2012年1月 創刊の辞 阿木津 英
1974年1月、十年間の東京生活を終えて帰郷した石田比呂志は、地方結社誌として第二次「牙」を復刊した。その後の「牙」と石田比呂志を貫くものは、中央に対する地方にあって、中央に在るに劣らぬ高い文学性をもとめようとするところにあった。しかも、草陰に埋もれながら一心に歌を行ずる無名の人々をこよなく愛惜し、尊重した。
地方性(すなわち辺境にあること)と無名性の尊重、これを「八雁」は継承する。今後に短歌というものが生き続けてゆくとすれば、ここにこそ希望がある。
世界のなかにあって日本語は地方言語である。資本主義が高度に浸潤した社会にあっては、創作は根本から変質を余儀なくされる。21世紀の彼方を遠望すれば、日本語も歌も淘汰さるべき運命にあるかのように見える。しかし、人が人であるかぎり、食って排泄し、目覚めて眠り、過去を振り返り未来を思う存在であるかぎり、そのような淘汰の根切りには堪え得ないだろう。
根を切られたものは、死ぬ。どのような環境にあっても根づよく、再生するちからをもつものは生きのびる。地方性と無名性のもつ根づよさだけが、現代の、そして予測される未来の希望であるだろう。
また、石田比呂志からわたしたちが継承するものは、その学びの精神である。歌人としての石田比呂志は、石ころだらけの原に根をおろしたも同然だった。少年の頃、石川啄木に出会ったきりで、現代短歌の歌集一冊すら知らず、師といえるような存在に手ほどきをうけたわけでもなかった。ただひたすらにもとめるものに向かって、みずから学んだ。
18世紀、身分差別のあった江戸時代の大阪に、町人たちが学びへの意欲やみがたく学者と連携して創建した懐徳堂という学問所があった。そろばんや道徳のような実用向きではない。「自然・人間・社会認識を包括する知識の体系」(子安宣邦)すなわち人間とは何かということを探求する学びが、そこにはあった。
農民も、町人も、士族も、学びたいものなら誰であろうが、学ぶことのできる場であった。
伊藤仁斎は、京都堀川に古義堂を開設すると同時に、「同志会」という自主学習組織を作った。「聖人の道への志を同じくするものが相集い、励まし合い、学問に努める組織」(同前)である。そこでは、仁斎も一人の同志であった。先達ではあるが、師匠でも教師でもない。
その同志会規則の最後にはつぎのように記すという。
「一切世俗の利害、人家の短長、および富貴利達、飲味服章の語、最も当に誡しむべし」。

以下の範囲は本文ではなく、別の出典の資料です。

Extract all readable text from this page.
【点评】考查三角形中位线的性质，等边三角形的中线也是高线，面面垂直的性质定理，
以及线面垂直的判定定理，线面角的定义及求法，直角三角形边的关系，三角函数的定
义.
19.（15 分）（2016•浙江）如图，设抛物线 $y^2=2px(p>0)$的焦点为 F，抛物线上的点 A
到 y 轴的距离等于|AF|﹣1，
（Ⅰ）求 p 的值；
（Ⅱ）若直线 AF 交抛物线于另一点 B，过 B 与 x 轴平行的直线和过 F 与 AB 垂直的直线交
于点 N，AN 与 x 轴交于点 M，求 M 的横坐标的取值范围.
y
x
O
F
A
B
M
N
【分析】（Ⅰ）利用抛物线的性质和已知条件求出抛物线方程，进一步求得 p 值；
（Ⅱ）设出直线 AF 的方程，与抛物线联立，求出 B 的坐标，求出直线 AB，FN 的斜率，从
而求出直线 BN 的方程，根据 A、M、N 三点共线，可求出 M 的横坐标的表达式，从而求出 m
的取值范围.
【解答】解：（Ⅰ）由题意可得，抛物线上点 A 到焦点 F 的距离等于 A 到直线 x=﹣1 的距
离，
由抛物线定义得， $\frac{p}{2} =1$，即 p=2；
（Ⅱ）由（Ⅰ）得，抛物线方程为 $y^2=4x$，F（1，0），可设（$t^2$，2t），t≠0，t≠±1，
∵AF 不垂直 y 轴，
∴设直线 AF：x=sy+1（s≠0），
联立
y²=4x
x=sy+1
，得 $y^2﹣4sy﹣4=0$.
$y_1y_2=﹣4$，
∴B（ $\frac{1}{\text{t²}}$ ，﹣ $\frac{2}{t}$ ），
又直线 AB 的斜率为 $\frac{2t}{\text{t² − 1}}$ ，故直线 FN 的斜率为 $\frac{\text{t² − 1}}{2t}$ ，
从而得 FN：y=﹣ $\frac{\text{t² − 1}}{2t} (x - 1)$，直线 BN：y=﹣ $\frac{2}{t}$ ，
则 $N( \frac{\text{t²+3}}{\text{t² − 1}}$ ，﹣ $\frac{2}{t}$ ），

世俗の利害をそんたくしたり、出自をうんぬんしたり、富貴利達をはかったりすることは、学びの志のまえに不純である。
このような自生的な学びへの意欲が、かの石田比呂志にも脈々とながれていた。わたしたちもまた、みずからの学びの意欲にしたがって、ひたすらにもとめるものを探ろう。「第二次〈牙〉は、作品第一主義でゆきます。作家的力量以外の何ものをも通用しません。(略)独善は常に戒むべきです。又、相互研鑽を峻烈にします。火はいつも内部にこそ燃えているべきです」―この「牙再刊の辞」の言葉は、今のわたしたちのものでもある。
「八雁」という語は、『古代歌謡集』(日本古典文学大系)の鳥名子舞歌、
天なるや 八雁が中なるや 我人の子 さあれどもや 八雁が中なるや 我人の子
からとった。もと伊勢の風俗舞で、童男童女が歌いながら舞う神事歌謡だという。
石田比呂志の遺詠となった「冬湖」三十首のなかに、三首一組のつぎのような歌がある。
天翔くるあれはかりがね水茎の無沙汰の詫びの文を銜えて
殿の一羽縋らせ棹となる羈旅の行手に恙あらすな
かりがねのはぐれ一羽か月の夜を羽いじらしく広げて飛ぶも
韻きのうつくしさに幾たびも読んでおよそ一ヶ月半余りも過ぎたある日、ふとここにひそむ祈りの意味に気づいた。大空をまぶしみながらいま飛翔したばかりのかりがねの群を見上げるのは、彼の岸に立っている石田比呂志である。